When James graduated from high school, he went to Cincinnati Christian College to study under R. C. Foster and Grayson Ensign. He then graduated from Christian Theological Seminary and studied under Walter Sykes. By the time he finished his time as a student, he had collected over 500 hours of graduate credit because his mentor died unexpectedly right before he was about to graduate with his 1st doctorate and the program that he was a part of collapsed, so he had to start over. He earned a Bachelor of Arts and Master's degree from Butler University, a Bachelor of Divinity from Christian Theological Seminary in 1960, and a Master of Theology from the Chicago Graduate School of Theology. He fulfilled his Ph.D. candidacy requirements at Indiana University, but due to a change over in the faculty from one year to the next he did not finish the degree.
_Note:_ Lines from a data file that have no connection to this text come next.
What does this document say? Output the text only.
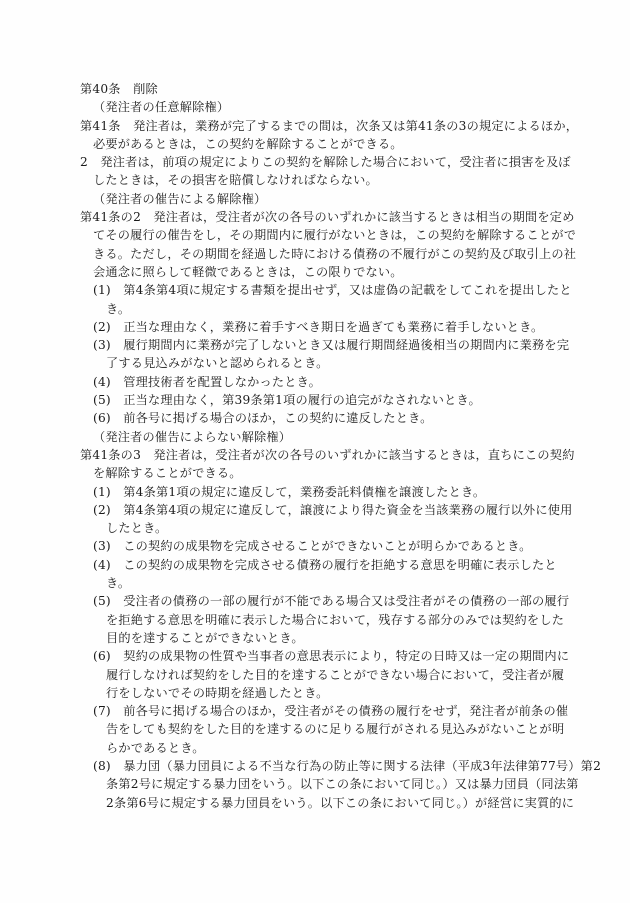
第40条　削除
（発注者の任意解除権）
第41条　発注者は，業務が完了するまでの間は，次条又は第41条の3の規定によるほか，
必要があるときは，この契約を解除することができる。
2　発注者は，前項の規定によりこの契約を解除した場合において，受注者に損害を及ぼ
したときは，その損害を賠償しなければならない。
（発注者の催告による解除権）
第41条の2　発注者は，受注者が次の各号のいずれかに該当するときは相当の期間を定め
てその履行の催告をし，その期間内に履行がないときは，この契約を解除することがで
きる。ただし，その期間を経過した時における債務の不履行がこの契約及び取引上の社
会通念に照らして軽微であるときは，この限りでない。
(1)　第4条第4項に規定する書類を提出せず，又は虚偽の記載をしてこれを提出したと
き。
(2)　正当な理由なく，業務に着手すべき期日を過ぎても業務に着手しないとき。
(3)　履行期間内に業務が完了しないとき又は履行期間経過後相当の期間内に業務を完
了する見込みがないと認められるとき。
(4)　管理技術者を配置しなかったとき。
(5)　正当な理由なく，第39条第1項の履行の追完がなされないとき。
(6)　前各号に掲げる場合のほか，この契約に違反したとき。
（発注者の催告によらない解除権）
第41条の3　発注者は，受注者が次の各号のいずれかに該当するときは，直ちにこの契約
を解除することができる。
(1)　第4条第1項の規定に違反して，業務委託料債権を譲渡したとき。
(2)　第4条第4項の規定に違反して，譲渡により得た資金を当該業務の履行以外に使用
したとき。
(3)　この契約の成果物を完成させることができないことが明らかであるとき。
(4)　この契約の成果物を完成させる債務の履行を拒絶する意思を明確に表示したと
き。
(5)　受注者の債務の一部の履行が不能である場合又は受注者がその債務の一部の履行
を拒絶する意思を明確に表示した場合において，残存する部分のみでは契約をした
目的を達することができないとき。
(6)　契約の成果物の性質や当事者の意思表示により，特定の日時又は一定の期間内に
履行しなければ契約をした目的を達することができない場合において，受注者が履
行をしないでその時期を経過したとき。
(7)　前各号に掲げる場合のほか，受注者がその債務の履行をせず，発注者が前条の催
告をしても契約をした目的を達するのに足りる履行がされる見込みがないことが明
らかであるとき。
(8)　暴力団（暴力団員による不当な行為の防止等に関する法律（平成3年法律第77号）第2
条第2号に規定する暴力団をいう。以下この条において同じ。）又は暴力団員（同法第
2条第6号に規定する暴力団員をいう。以下この条において同じ。）が経営に実質的に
He does have a Doctor of Ministry from Eden Theological Seminary, Webster Groves, Missouri.

Dr. Strauss became Associate Professor of Theology and Philosophy at Lincoln Christian Seminary in 1967 after working for many years as a pastor. The position had opened up because the professor previously occupying the related position had been released because of the unorthodox views that he held.

The student body at the time protested this move, as the released professor was popular among the students. Only later, however, did they realize what they had received in return. Strauss went on to very nearly be the seminary, as he taught most of the classes offered in a range of programs. One year the Seminary catalog listed him as teaching forty-seven courses. There is a cassette tape recording from 1977 of Dr. Strauss listing and briefly describing the classes he would be offering one year, which took over an hour to finish. Most of his syllabi were approximately 100 pages in length, single-spaced, nonetheless. He taught classes on Aristotle, Plato, Descartes, Hegel, linguistics, artificial intelligence and the mind, philosophy of science, Biblical exegesis, preaching, theories of knowledge, astrophysics in relation to Christianity, apologetics, archaeology, the nature of man, creative imagination, the Enlightenment, Immanuel Kant, pluralism, classical philosophy, history of philosophy, classical theology, evolution, theology of sin, theology of promise, etc. Upon his retirement in 1994, he was given the honorary title of Professor Emeritus of Theology and Philosophy. Dr. Strauss is a prolific writer, and has written tens of thousands of pages between his books and essays on topics related to the ones listed above.